新国立劇場の新シーズンのオープニングは、オペラ部門芸術監督に就任した飯守泰次郎の指揮でワーグナー「パルジファル」。主要キャストに実力者が揃い、演出界の重鎮ハリー・クプファーを起用するなど、意気込みが伝わってくる。

パルジファル役のフランツ(右)とグルネマンツ役のトムリンソン=写真 堀田 力丸

舞台奥に向かって道がジグザグに延び、その表面をモニターが覆う。また聖槍(せいそう)の突端をかたどった巨大な刃が道を遮るように現れ、物語の端緒となった騎士団の王アムフォルタスの刺し傷を想起させる。モニター上の色彩の変化は登場人物の心理状況を象徴するとともに、照明との相乗効果でシャープな抽象空間を彩り、花の乙女の情景など随所で抜群の威力を発揮した。

第2幕後半では愚者から賢者へと覚醒するパルジファル(クリスティアン・フランツ)を謎の女クンドリーが誘惑するが、エヴェリン・ヘルリツィウスがこれを鬼気迫る歌唱で表現。アムフォルタスの苦悩を情熱的に演じたエギルス・シリンスや、淡々とした語り歌いを豊かに響かせた老騎士グルネマンツ役のジョン・トムリンソンの巧者ぶりも光る。女声合唱も舞台を美しく彩った。飯守は管弦楽(東京フィルハーモニー交響楽団)を端正に造形。響きが薄く、ワーグナーらしいうねりを生むには落ち着きすぎたが、終始透明感を保ち、長丁場を息の乱れなく乗り切った。

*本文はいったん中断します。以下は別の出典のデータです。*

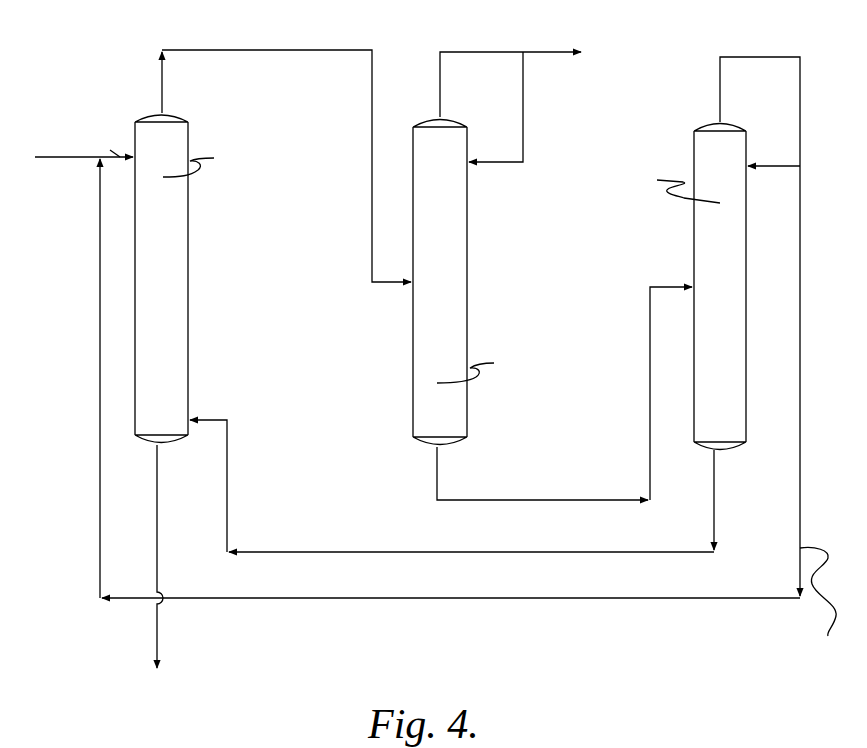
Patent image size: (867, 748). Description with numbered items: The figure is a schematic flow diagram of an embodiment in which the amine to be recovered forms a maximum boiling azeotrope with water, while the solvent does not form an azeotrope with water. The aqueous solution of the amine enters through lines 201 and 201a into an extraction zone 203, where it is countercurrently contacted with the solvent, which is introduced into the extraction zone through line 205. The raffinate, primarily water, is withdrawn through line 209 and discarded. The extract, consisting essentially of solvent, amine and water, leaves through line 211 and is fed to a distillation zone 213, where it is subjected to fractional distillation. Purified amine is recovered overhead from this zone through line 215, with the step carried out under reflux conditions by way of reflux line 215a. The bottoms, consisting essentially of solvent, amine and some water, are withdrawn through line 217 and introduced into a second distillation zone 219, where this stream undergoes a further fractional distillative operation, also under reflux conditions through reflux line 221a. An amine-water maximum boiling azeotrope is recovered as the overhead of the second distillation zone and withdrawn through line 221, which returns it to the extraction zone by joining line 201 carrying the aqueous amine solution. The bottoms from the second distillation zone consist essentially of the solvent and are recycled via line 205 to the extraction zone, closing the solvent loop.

The line 201 is at (63, 160).
The line 201a is at (110, 155).
The extraction zone 203 is at (178, 327).
The line 205 is at (343, 548).
The line 209 is at (158, 563).
The line 211 is at (278, 56).
The distillation zone 213 is at (460, 286).
The purified amine overhead line 215 is at (486, 44).
The reflux line 215a is at (523, 115).
The line 217 is at (529, 498).
The second distillation zone 219 is at (730, 303).
The line 221 is at (766, 56).
The reflux line 221a is at (781, 168).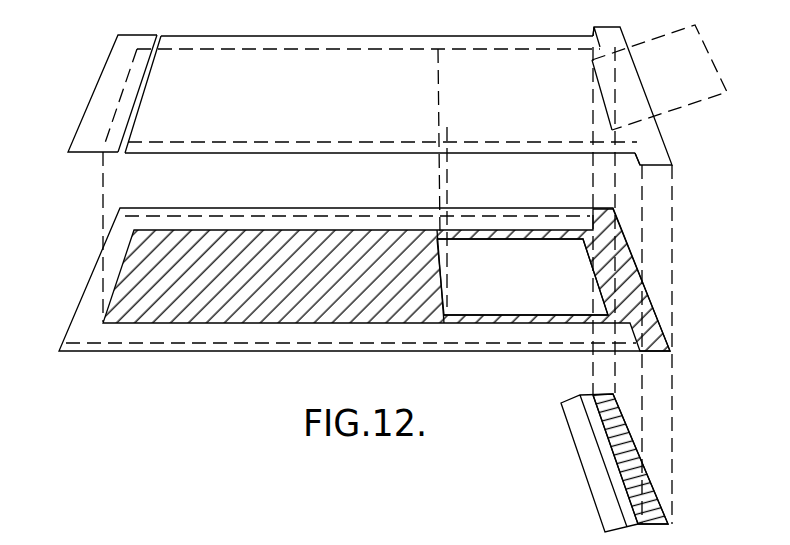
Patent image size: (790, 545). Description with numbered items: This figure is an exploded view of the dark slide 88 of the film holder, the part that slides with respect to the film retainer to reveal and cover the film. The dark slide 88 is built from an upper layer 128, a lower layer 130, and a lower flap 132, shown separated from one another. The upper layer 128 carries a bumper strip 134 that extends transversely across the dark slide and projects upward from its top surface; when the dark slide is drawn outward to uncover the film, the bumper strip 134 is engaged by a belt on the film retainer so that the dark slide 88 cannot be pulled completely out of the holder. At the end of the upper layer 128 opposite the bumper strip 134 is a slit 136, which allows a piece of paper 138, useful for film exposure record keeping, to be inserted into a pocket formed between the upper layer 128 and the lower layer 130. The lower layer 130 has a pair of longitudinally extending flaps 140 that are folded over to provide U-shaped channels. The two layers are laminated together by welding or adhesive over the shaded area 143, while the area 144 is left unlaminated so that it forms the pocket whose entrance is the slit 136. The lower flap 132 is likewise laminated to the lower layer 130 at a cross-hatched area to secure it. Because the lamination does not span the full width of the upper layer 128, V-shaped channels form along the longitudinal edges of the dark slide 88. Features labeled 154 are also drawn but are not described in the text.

The dark slide 88 is at (95, 50).
The upper layer 128 is at (293, 36).
The lower layer 130 is at (385, 352).
The lower flap 132 is at (585, 449).
The bumper strip 134 is at (143, 98).
The slit 136 is at (604, 107).
The piece of paper 138 is at (690, 108).
The longitudinally extending flaps 140 is at (405, 216).
The shaded area of lamination 143 is at (292, 277).
The unlaminated area 144 is at (483, 268).
The notch 154 is at (600, 27).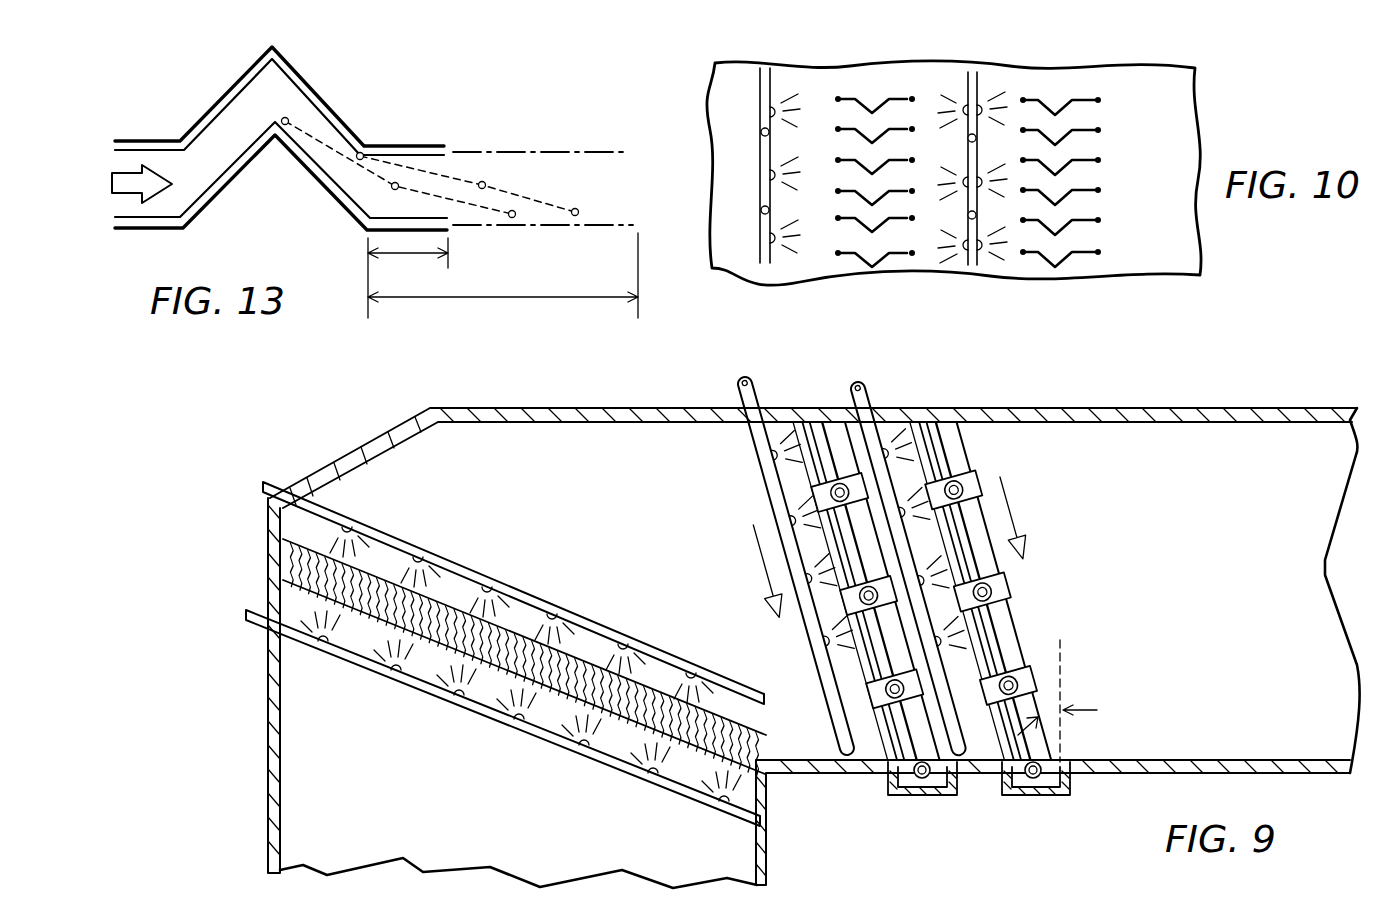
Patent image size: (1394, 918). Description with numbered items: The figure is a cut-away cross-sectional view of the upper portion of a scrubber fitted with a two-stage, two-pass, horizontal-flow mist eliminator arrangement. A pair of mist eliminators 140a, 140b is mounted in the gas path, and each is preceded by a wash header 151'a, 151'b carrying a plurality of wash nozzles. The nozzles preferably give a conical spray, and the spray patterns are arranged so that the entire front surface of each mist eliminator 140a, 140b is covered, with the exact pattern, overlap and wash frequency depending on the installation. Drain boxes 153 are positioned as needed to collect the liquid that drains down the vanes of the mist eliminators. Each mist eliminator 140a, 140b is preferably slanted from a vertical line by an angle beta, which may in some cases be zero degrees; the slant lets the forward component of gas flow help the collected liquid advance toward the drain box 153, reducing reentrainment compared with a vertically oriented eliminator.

The mist eliminator 140a is at (830, 432).
The mist eliminator 140b is at (943, 467).
The wash header 151'a is at (754, 561).
The wash header 151'b is at (932, 619).
The drain box 153 is at (1020, 668).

ワーグナー晩年の仏教への関心を踏まえ、結尾では道の最奥部に立つ僧侶たちがパルジファルらを導く。だが騎士団の中にはこれに従えない者もいる。煩悩や肉欲というテーマを押さえつつ、様々な解釈が可能な結末を、一服の清涼感をもって表した点は非凡である。しかし欧州演出チームには、仏僧の提示方法にもう一工夫望みたい。2日。